On Tuesday, February 3, it finally happened: Amazon.com (AMZN -1.85%) hit $1 trillion in market value. (It briefly touched $1 trillion in market capitalization a couple of times back in 2018 as well -- but the valuation didn't stick.)
Before Amazon returned to the trillion-dollar club, however, something else happened: Jeff Bezos, the company's famously wealthy multi-billionaire founder, cashed out of $1.8 billion in Amazon stock.
Bezos's Form 4 filings with the SEC tell the tale.
Between Friday last week and Monday this week, Bezos sold some 905,456 shares of stock at share prices ranging from just over $2,000 to more than $2,040 per share (Amazon closed today's trading just under $2,040). In total, the Amazon CEO reaped gross proceeds of more than $1.8 billion from the stock sales, which were made as part of a pre-arranged stock sale plan -- i.e. he did not sell off his shares just before Amazon hit its highest market valuation ever on purpose. These sales had been arranged to happen automatically some time in advance.
So what is Bezos doing with all this suddenly liquid cash, and why is he selling at all, if Amazon stock is going nowhere but up?

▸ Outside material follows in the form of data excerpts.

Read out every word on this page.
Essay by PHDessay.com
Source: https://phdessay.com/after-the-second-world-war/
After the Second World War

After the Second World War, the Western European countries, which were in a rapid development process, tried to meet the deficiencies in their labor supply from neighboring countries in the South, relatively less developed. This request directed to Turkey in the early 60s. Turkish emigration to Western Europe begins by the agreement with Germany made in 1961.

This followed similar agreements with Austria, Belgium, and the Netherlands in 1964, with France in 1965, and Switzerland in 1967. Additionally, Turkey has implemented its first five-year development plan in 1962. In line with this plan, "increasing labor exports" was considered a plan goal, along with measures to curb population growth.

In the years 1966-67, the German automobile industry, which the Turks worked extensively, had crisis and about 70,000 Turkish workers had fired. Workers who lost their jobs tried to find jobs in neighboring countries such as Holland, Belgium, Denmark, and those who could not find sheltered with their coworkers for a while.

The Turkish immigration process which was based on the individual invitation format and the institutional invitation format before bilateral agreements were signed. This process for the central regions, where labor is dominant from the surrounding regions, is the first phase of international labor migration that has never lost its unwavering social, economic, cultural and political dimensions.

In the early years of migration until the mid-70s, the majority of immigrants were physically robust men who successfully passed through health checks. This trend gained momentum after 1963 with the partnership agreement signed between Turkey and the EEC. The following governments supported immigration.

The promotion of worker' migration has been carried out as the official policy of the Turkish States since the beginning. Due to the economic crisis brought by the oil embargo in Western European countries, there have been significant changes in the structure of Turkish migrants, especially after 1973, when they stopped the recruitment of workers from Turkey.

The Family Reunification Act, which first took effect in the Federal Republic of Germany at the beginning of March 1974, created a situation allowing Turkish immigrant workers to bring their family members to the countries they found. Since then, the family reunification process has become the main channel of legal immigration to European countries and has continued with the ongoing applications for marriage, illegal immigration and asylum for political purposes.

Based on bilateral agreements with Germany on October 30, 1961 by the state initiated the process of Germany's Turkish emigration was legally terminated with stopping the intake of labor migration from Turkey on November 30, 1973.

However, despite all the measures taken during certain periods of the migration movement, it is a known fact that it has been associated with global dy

In 2017, Bezos revealed that to finance the development of at least two separate space rockets at his Blue Origin space company, and a lunar lander to boot, he is regularly selling "about $1 billion of Amazon stock a year." That doesn't necessarily mean that the past few days of stock sales will all be going to buy rocket parts, but if I were Blue Origin, I wouldn't be surprised to find there's a check already in the mail.